“If we went back on the gold standard…we’d be fine.”
Alan Greenspan says economic stagnation compounded by bipartisan refusal to bring social benefits under control has brought about the worst period he has seen in his public service career. The 90 year old economist and former Chairman of the Federal Reserve told Bloomberg Television interviewers that “productivity growth has ground to a halt” while the money supply is “going up remarkably steadily 6 percent, 7 percent, almost a straight line” including a point or two in the last several months. He says this type of economic environment ends with inflation.
Mr. Greenspan says the annual rate of growth in the US of close to two percent is insufficient to finance the ever-increasing demands of the social safety net for the sick and elderly. Yet, in an election year, he says neither party is willing to address the issue for fear of losing votes. “This is what the election should be all about in the United States. You will never hear one word from either side.”
Brexit Complicates Matters
Speaking of votes, Mr. Greenspan referred to the UK referendum on exiting from the European Union as a “terrible outcome in all respects” which “didn’t have to happen.” But happen it did, and now “we are in the very early days of a crisis which has got a way to go.” He pointed to the strong possibility that Scotland would likely have another referendum of its own and successfully separate from Great Britain, with Northern Ireland likely to follow. He noted the irony of the EU struggling mightily to keep Greece (which he referred to as a “toxic liability”) in the Eurozone, only to see its second-largest member willingly depart.

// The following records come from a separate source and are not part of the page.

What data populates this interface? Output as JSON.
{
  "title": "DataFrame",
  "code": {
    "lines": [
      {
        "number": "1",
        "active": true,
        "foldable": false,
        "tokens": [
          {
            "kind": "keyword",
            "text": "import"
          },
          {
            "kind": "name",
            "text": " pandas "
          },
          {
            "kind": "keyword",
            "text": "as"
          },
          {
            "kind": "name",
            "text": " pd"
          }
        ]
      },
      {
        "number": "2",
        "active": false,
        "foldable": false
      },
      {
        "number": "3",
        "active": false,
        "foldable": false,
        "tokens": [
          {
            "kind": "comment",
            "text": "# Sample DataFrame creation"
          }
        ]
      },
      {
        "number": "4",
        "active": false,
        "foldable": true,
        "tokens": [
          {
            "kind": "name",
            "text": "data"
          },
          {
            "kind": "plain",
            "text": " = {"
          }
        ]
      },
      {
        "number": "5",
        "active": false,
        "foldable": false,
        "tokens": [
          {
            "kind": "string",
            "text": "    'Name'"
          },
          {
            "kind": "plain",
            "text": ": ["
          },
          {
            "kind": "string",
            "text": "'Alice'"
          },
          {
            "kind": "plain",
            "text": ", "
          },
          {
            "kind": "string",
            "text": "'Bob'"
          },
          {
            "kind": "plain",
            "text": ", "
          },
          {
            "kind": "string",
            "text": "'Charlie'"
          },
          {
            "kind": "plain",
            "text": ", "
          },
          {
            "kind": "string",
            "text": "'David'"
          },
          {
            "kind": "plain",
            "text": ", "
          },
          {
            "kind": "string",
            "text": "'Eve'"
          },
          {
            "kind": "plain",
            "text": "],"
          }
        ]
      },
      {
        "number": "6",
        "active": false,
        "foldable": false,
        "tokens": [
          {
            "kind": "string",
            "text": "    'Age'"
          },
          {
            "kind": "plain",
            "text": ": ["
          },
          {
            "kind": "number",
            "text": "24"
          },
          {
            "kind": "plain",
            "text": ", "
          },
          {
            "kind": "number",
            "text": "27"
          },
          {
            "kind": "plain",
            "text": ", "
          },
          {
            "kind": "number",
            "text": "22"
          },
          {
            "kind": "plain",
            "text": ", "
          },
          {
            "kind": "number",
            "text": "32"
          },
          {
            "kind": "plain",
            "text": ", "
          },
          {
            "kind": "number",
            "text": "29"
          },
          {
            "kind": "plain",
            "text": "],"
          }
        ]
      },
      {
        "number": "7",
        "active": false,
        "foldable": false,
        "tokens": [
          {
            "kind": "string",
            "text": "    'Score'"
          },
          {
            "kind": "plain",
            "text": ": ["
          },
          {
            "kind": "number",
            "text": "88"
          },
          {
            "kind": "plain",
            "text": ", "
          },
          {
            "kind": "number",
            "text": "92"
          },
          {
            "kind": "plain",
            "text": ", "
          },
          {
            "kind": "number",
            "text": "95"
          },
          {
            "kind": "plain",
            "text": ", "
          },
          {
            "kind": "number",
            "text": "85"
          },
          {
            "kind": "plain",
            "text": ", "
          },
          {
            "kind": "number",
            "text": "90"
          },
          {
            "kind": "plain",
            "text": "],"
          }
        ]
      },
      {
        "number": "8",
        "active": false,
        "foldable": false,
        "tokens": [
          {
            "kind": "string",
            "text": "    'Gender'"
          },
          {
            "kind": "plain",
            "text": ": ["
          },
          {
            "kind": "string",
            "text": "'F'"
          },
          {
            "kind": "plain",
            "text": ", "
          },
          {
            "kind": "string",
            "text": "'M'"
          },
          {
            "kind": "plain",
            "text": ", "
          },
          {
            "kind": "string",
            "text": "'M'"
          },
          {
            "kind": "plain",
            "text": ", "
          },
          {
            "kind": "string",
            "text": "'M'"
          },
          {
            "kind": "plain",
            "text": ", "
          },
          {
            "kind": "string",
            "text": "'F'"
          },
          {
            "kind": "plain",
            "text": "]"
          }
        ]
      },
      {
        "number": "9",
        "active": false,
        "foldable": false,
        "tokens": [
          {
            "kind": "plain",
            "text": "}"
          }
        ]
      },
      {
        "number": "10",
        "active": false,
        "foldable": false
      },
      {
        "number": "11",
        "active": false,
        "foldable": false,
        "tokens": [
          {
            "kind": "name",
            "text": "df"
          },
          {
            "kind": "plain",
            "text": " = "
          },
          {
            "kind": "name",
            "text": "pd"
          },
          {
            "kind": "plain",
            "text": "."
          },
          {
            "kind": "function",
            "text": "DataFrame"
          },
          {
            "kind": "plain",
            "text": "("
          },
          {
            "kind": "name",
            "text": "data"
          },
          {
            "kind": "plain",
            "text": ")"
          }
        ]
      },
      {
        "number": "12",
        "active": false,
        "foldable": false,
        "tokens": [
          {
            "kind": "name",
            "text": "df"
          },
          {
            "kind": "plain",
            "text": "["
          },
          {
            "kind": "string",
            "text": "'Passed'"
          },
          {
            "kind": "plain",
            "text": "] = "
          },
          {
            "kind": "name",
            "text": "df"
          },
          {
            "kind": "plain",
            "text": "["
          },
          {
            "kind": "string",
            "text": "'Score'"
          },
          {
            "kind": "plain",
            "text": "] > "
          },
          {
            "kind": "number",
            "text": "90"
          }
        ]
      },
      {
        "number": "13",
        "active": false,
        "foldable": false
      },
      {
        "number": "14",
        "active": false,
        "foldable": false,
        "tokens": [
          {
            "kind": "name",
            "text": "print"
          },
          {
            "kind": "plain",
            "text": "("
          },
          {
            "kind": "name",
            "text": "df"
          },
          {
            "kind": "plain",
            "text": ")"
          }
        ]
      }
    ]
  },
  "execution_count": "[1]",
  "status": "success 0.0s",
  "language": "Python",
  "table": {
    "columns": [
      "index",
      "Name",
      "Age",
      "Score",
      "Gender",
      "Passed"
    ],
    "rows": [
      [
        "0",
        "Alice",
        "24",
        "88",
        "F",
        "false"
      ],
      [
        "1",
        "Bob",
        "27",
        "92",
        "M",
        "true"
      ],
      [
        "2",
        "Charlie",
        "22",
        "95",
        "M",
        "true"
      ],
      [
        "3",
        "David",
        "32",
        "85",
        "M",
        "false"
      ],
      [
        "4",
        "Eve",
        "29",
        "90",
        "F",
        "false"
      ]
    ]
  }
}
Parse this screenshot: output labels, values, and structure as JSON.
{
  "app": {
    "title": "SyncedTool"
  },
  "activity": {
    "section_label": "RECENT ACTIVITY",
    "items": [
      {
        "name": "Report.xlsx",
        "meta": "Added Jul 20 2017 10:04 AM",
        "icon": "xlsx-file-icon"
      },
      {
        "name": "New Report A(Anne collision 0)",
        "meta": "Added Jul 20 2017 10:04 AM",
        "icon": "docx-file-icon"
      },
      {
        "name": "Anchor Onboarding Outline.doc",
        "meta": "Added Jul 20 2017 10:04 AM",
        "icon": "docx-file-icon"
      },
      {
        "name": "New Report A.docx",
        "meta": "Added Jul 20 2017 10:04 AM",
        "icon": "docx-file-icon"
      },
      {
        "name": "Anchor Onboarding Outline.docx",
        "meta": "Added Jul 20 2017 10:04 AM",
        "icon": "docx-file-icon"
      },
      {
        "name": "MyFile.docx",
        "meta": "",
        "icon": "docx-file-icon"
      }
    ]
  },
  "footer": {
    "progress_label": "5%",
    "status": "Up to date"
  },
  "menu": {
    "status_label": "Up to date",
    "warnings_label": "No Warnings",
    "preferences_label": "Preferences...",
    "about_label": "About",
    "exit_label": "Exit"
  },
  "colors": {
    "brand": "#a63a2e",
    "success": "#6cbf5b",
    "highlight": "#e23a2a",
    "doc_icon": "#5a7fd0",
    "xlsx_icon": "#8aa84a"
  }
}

The week after the British referendum, all US markets continued to decline, with some economists predicting the European turmoil would stunt American growth at least slightly. Goldman Sachs reduced its growth forecast for the second half of 2016 to 2% from 2.25%. Traders are presently betting that the Fed will have to, once again, hold off on raising interest rates in order to add stimulus to the economy. Meanwhile in Britain, there seems to be no question that the domestic economy will stumble; the only question is how hard. What is further certain is that uncertainty will continue to reign in the markets as the UK and EU try to sort out their not-insignificant differences.
Crisis Not Here, But…
While Mr. Greenspan hesitates to say he sees global inflation “on the horizon,” he says he would not be surprised. “You don’t have inflation now. And you don’t have it until it happens.” Little more than a year after publicly stating that he did not condone a return to the gold standard, he does now. “If we went back on the gold standard … as it existed prior to 1913, we’d be fine. Remember that the period 1870 to 1913 was one of the most aggressive periods economically that we’ve had in the United States, and that was a golden period of the gold standard. I’m known as a gold bug and everyone laughs at me, but why do central banks own gold now?”